Tras la remoción del animal, al menos dos preguntas flotaron alrededor de esta insalubre circunstancia:
a) ¿Cuánto tiempo permaneció el cuerpo inerte del roedor coexistiendo con los cotidianos panes con mantequilla, separado de ellos únicamente por una delgada lámina?
b) ¿Por qué ese maniático afán de separar lo que la muerte había unido? O lo que es lo mismo, ¿no habría sido más fácil introducir todo el paquete, mamífero y metal, dentro de una buena bolsa de basura, en vez de lidiar con tanto despojo?

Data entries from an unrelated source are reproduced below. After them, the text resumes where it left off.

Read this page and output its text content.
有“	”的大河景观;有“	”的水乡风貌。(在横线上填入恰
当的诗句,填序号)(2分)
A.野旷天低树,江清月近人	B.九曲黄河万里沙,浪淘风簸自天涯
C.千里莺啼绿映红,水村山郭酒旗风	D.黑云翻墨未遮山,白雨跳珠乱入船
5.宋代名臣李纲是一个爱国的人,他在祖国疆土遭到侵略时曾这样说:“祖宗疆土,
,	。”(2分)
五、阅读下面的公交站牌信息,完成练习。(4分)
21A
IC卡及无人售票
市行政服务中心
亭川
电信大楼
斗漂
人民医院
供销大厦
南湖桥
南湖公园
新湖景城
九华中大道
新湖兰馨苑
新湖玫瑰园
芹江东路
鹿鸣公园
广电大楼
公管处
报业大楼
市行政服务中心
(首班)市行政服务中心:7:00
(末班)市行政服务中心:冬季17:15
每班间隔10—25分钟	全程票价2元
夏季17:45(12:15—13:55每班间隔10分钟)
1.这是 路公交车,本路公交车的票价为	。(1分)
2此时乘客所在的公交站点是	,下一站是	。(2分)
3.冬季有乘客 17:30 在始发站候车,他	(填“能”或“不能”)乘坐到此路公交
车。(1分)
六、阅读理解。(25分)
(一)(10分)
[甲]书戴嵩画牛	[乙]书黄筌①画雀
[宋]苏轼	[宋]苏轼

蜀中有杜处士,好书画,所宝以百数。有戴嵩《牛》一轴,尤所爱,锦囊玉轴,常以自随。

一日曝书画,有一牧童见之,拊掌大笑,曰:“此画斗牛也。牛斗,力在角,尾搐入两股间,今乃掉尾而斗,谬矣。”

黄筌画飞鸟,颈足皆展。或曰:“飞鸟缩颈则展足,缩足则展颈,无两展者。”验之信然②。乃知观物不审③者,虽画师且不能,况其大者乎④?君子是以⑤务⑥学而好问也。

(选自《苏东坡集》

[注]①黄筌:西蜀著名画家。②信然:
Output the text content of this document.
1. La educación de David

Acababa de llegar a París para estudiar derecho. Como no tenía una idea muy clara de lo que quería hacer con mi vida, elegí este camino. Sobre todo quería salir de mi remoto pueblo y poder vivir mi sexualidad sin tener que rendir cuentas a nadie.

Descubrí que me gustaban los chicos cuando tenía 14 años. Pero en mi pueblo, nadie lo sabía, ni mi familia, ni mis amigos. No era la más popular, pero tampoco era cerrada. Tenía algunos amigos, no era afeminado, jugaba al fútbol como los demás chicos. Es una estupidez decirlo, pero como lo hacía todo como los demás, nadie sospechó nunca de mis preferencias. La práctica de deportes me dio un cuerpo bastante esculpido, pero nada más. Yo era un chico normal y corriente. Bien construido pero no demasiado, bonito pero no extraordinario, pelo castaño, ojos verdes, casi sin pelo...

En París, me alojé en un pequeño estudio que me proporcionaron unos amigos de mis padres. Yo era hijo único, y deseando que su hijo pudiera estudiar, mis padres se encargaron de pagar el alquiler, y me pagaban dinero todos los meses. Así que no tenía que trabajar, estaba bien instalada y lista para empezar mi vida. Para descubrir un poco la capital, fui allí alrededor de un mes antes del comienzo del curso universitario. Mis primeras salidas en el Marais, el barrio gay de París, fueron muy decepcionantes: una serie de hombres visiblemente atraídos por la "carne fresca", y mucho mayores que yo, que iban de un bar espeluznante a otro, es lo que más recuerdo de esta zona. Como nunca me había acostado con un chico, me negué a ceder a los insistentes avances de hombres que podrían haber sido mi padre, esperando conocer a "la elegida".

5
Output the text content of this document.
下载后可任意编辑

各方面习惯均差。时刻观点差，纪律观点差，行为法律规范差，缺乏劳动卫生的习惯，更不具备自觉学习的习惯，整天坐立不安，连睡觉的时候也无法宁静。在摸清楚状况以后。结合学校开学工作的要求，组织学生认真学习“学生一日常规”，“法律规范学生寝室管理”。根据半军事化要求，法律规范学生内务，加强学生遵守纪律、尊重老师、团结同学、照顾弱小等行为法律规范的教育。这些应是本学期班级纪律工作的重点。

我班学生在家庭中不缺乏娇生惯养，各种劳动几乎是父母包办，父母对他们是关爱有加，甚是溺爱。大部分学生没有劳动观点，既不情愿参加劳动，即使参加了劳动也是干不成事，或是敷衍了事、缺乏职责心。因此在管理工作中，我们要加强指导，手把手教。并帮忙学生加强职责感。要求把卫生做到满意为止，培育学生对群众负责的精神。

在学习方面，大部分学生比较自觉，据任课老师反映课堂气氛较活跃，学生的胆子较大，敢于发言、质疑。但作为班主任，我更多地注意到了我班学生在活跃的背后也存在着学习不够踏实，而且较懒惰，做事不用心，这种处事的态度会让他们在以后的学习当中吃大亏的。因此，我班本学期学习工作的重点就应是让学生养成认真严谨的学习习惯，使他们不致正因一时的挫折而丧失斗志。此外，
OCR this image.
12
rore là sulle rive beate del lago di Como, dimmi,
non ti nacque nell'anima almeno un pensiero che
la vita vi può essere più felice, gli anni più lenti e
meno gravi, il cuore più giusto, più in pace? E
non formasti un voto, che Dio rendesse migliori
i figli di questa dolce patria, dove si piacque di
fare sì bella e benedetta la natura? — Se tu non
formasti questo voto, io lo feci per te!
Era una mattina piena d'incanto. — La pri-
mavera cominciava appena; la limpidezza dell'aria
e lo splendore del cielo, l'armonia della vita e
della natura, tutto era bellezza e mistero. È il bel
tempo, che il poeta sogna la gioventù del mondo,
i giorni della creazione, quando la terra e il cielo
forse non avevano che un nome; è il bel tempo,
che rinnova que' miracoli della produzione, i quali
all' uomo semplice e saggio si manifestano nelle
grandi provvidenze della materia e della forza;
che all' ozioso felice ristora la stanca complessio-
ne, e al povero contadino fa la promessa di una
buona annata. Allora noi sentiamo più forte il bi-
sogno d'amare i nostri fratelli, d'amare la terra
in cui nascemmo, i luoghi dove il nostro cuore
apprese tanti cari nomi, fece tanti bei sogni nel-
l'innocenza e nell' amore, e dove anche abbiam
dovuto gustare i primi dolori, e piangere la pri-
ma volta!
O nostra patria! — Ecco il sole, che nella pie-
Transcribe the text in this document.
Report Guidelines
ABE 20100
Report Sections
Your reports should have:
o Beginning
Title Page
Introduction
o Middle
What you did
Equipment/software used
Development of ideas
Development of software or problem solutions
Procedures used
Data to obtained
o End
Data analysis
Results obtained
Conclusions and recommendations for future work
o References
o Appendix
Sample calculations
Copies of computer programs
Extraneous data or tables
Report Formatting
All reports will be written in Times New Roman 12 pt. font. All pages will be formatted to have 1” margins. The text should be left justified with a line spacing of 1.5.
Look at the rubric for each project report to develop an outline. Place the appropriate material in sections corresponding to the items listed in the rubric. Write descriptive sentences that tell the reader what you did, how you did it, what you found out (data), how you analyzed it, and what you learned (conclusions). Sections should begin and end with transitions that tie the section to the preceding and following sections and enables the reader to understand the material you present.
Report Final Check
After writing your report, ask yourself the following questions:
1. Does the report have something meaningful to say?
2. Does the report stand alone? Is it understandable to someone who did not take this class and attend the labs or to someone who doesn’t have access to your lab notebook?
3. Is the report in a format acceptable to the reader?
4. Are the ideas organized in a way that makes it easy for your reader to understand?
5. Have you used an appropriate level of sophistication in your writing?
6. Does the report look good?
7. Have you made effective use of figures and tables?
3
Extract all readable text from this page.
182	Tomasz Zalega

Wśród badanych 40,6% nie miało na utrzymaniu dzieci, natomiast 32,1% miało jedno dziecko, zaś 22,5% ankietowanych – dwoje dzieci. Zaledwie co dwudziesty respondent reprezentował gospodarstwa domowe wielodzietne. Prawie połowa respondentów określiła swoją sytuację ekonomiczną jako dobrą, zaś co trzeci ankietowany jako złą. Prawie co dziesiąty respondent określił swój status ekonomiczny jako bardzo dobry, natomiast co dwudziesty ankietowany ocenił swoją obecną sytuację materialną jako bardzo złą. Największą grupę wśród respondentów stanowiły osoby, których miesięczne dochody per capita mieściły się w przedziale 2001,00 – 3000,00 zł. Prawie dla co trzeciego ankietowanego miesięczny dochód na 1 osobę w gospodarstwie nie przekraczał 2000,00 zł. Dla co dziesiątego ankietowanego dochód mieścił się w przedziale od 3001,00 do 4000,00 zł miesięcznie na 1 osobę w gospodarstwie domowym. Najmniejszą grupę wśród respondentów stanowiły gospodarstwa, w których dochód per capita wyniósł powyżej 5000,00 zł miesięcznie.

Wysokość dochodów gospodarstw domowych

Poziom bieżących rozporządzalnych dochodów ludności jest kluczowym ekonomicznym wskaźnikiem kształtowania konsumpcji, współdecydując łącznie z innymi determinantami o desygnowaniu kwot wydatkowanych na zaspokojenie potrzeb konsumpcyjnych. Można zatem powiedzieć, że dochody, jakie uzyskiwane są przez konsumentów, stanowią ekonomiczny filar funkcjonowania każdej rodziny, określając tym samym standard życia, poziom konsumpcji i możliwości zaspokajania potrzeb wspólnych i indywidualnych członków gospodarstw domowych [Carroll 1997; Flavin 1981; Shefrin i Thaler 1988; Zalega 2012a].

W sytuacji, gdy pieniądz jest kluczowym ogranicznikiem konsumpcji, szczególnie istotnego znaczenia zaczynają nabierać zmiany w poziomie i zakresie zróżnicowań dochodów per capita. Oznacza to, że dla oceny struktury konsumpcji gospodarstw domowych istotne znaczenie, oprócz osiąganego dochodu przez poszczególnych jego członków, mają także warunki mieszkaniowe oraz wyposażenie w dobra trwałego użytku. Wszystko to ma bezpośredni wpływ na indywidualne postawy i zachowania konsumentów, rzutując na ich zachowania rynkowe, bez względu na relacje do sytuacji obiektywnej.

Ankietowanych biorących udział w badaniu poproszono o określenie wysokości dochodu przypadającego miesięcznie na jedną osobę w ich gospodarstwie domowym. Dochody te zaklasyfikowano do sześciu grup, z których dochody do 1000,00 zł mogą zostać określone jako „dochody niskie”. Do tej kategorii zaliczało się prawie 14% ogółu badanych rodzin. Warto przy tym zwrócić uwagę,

A la primera pregunta, sólo podemos responder especulando: dos días, quizá tres a juzgar por la pequeña hinchazón del cuerpo; el segundo cuestionamiento, en cambio, sólo halla respuesta en la acción de un espíritu persistente para salvar la operatividad del mencionado horno, sobre la bien analizada base, primero, de que no hubo contacto directo entre los alimentos calentados en el compartimiento contiguo y la infortunada víctima sin gusanos visibles y, segundo, que los detergentes y lejías afanosamente aplicadas debían cumplir su misión con total eficiencia.
La salud familiar no se vio afectada por esta causa, pero durante un tiempo, luego de este particular incidente, algunos miembros recelaron de todo pan tostado. Pero, puesto que ignoramos si casos parecidos han ocurrido en los demás muebles y electrodomésticos de la cocina, así como lo que pasa en las panaderías, pupuserías y fábricas de la industria alimenticia que nos provee de productos empaquetados varios, conviene atenerse entonces a la sabiduría popular: “ojos que no ven...” ¡estómago que no se resiente!